Before police entered, one Montagnard inside said by telephone that he did not want to go to Vietnam, adding that there were many, many children’ inside the facility.

“We don’t want to go to Vietnam but the Cambodian government doesn’t let us stay here,” he said. “Many Montagnards cry, they cry so much to go back. If we go back to Vietnam we’ll die.’

After 6:20 am, he could no longer be contacted.

One person inside the facility said police hit some Montagnards with electric batons after they sat down and refused to move.

“I saw electric lights flashing and I heard people groan,” the person said, asking not to be identified. “Even ordinary police thought it was over the top…. This is a disgrace.”

A relief worker outside also said that police appeared to use electric batons.

“We heard zap-zap-zap noises and a tremendous wailing” from inside the facility, the relief worker said.

Following the removal, about 50 or 60 Montagnards at the Site Two refugee facility in Phnom Penh spilled onto the street and started walking toward the first site, shouting, “We don’t want to go to Vietnam,” said Chhay Sinarith, director of the Interior Ministry’s information department.

“They attempted to go to help their friends in Site One, demanding not to send them back to Vietnam. They did not attempt to run away, just hold a peaceful demonstration,” he said.

About 100 police officials escorted them back to Site Two shortly after 7 am, said Chantha Lach, a Reuters cameraman who witnessed the incident.

After their removal from Site One, the 101 Montagnards were driven to the Bavet border crossing in Svay Rieng province in two buses, accompanied by three truckloads of police, some of whom were carrying gas masks, tear gas and electric batons. The two buses appeared to drive directly into Vietnam.

Of the 101 Montagnards, seven identified themselves to Vietnamese authorities as Cambodians and have been allowed to return to Cambodia, Chhay Sinarith said.

The US Embassy voiced concern about the repatriation Wednesday.

We have raised US objections about this repatriation with senior levels of the Cambodian government, an embassy spokesman said. We’ve also raised objections with senior Vietnamese officials and urged Vietnam to delay the repatriation in order to give the US more time to consider other options for these individuals.

We call on the governments of Cambodia and Vietnam to refrain from forcibly returning the screened out Montagnards, he added.
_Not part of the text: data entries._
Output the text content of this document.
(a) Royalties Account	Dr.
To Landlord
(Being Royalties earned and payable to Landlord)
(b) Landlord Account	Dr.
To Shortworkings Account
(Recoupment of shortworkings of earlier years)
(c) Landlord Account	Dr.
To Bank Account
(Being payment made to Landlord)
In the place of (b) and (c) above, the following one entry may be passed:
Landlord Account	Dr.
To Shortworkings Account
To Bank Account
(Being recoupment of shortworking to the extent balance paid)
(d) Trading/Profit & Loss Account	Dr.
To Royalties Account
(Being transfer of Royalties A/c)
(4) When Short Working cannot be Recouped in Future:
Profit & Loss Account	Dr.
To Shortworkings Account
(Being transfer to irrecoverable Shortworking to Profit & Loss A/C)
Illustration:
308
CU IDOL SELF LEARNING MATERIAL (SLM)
The Cambodian Human Rights Action Committee, a collection of rights NGOs, released a statement Wednesday questioning UNHCR’s decision not to grant refugee status to members of the group.

The committee urged the UNHCR to seek complete and accurate information about the group, to ensure its members are not persecuted in Vietnam.

Vietnam has said returning Montagnards are not persecuted.

Government spokesman Khieu Kanharith and Ly Quang Bich, political counselor at the Vietnamese Embassy, could not be reached for comment.